Arven dan Darlan bergantian masuk ke kamar Avisha. Setelah Darlan puas melihat keadaan adiknya, kini giliran Arven memasuki kamar Avisha yang didominasi warna biru dan putih. Ada banyak pernak-pernik lucu yang berbentuk es krim dan kelinci. Dari boneka, hiasan dinding, seprai, selimut dan ...

"Kak Arven dateng juga ternyata."

Cewek itu yang sudah membuka mata. Senyumnya tampak di wajahnya yang pucat.

"Lo udah bangun?"

"Gak sih Visha masih merem," Dan disaat tubuhnya yang lemas dan terlihat tak bertenaga, Avisha bisa-bisanya bercanda. "Tadi sih Visha masih tidur, eh bang Darlan berisik banget buat Visha bangun.

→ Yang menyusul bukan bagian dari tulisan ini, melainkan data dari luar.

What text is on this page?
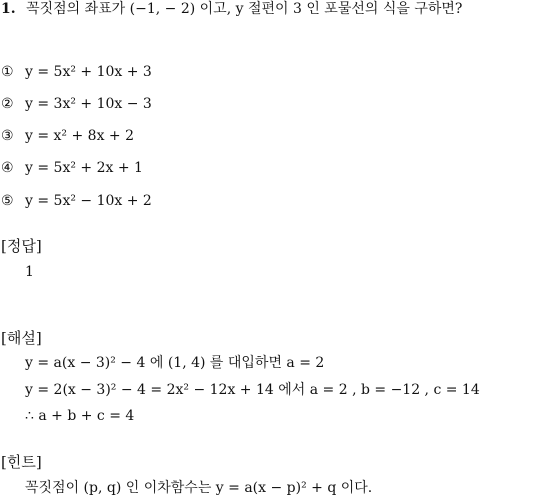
1. 꼭짓점의 좌표가 (−1, − 2) 이고, y 절편이 3 인 포물선의 식을 구하면?
① y = 5x² + 10x + 3
② y = 3x² + 10x − 3
③ y = x² + 8x + 2
④ y = 5x² + 2x + 1
⑤ y = 5x² − 10x + 2
[정답]
1
[해설]
y = a(x − 3)² − 4 에 (1, 4) 를 대입하면 a = 2
y = 2(x − 3)² − 4 = 2x² − 12x + 14 에서 a = 2 , b = −12 , c = 14
∴ a + b + c = 4
[힌트]
꼭짓점이 (p, q) 인 이차함수는 y = a(x − p)² + q 이다.
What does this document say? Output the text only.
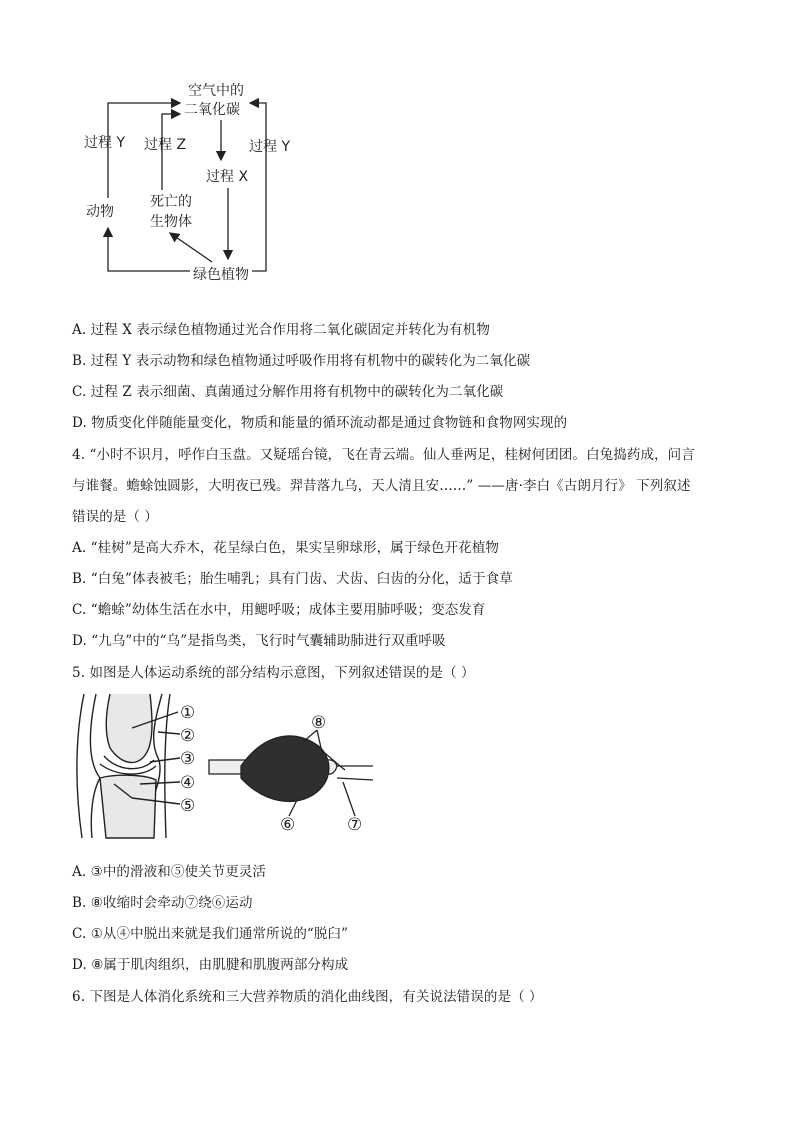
空气中的
二氧化碳
过程 Y 过程 Z	过程 Y
过程 X
死亡的
生物体
动物
绿色植物
A. 过程 X 表示绿色植物通过光合作用将二氧化碳固定并转化为有机物
B. 过程 Y 表示动物和绿色植物通过呼吸作用将有机物中的碳转化为二氧化碳
C. 过程 Z 表示细菌、真菌通过分解作用将有机物中的碳转化为二氧化碳
D. 物质变化伴随能量变化，物质和能量的循环流动都是通过食物链和食物网实现的
4. “小时不识月，呼作白玉盘。又疑瑶台镜，飞在青云端。仙人垂两足，桂树何团团。白兔捣药成，问言
与谁餐。蟾蜍蚀圆影，大明夜已残。羿昔落九乌，天人清且安……” ——唐·李白《古朗月行》 下列叙述
错误的是（ ）
A. “桂树”是高大乔木，花呈绿白色，果实呈卵球形，属于绿色开花植物
B. “白兔”体表被毛；胎生哺乳；具有门齿、犬齿、臼齿的分化，适于食草
C. “蟾蜍”幼体生活在水中，用鳃呼吸；成体主要用肺呼吸；变态发育
D. “九乌”中的“乌”是指鸟类，飞行时气囊辅助肺进行双重呼吸
5. 如图是人体运动系统的部分结构示意图，下列叙述错误的是（ ）
①
②
③
④
⑤
⑧
⑥	⑦
A. ③中的滑液和⑤使关节更灵活
B. ⑧收缩时会牵动⑦绕⑥运动
C. ①从④中脱出来就是我们通常所说的“脱臼”
D. ⑧属于肌肉组织，由肌腱和肌腹两部分构成
6. 下图是人体消化系统和三大营养物质的消化曲线图，有关说法错误的是（ ）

Terus bukannya khawatir bang Darlan malah omel-omelin Visha karena gak nelpon dia dan malah nelpon kak Arven."

"Kenapa orang pertama yang lo telpon gue?" Arven berjalan mendekat hingga berada di sisi ranjang Avisha."

"Mm," Avisha tampak berpikir. "Gak tau, Visha cuma langsung keinget kak Arven aja." Dan begitulah Avisha dengan kejujurannya. Lalu dia menepuk pelan sisi ranjangnya. "Sini kak Arven duduk samping Visha."

"Lo sakit beneran?"

"Beneran kok," Avisha tersinggung. "Kepala Visha pusing kayak habis naik wahana dufan. Nih kalo gak percaya pegang aja dahi Visha." Yang berikutnya menarik tangan Arven begitu saja dan menempelkannya di dahi. "Panas kan?"

Arven terdiam lama dan perlahan mulai mendaratkan diri sebelah Avisha sambil mengusap kening cewek itu yang memang terasa panas. Arven jelas tahu cewek itu tengah sakit. Cuma heran disaat seperti ini Avisha masih saja berusaha terlihat ceria.

Peluh yang tertinggal di sana, tanpa sadar membuat Arven mengusapnya.

"Buat apa Visha pura-pura sakit. Apalagi leher Visha, pegang deh lebih panas lagi." Dan begitu saja cewek itu memindahkan tangan Arven di lehernya. "Bener gak? Visha sakit tau," ucapnya sambil mengerutkan bibir.

Arven terdiam. Tak bisa mengelak saat telapak tangannya merasakan betapa lembut kulit leher cewek itu. "Eh tangan kak Arven dingin deh." Avisha justru semakin memperparah dampak yang Arven rasakan dengan menahan tangannya tetap di leher panas itu. "Jadi enak gitu rasanya."

Jelas ada sensasi yang mati-matian berusaha Arven tahan. Dan justru makin besar saat dia malah mengikuti kemauan hasratnya dengan menggerakan telapak tangannya di atas kulit lembut Avisha.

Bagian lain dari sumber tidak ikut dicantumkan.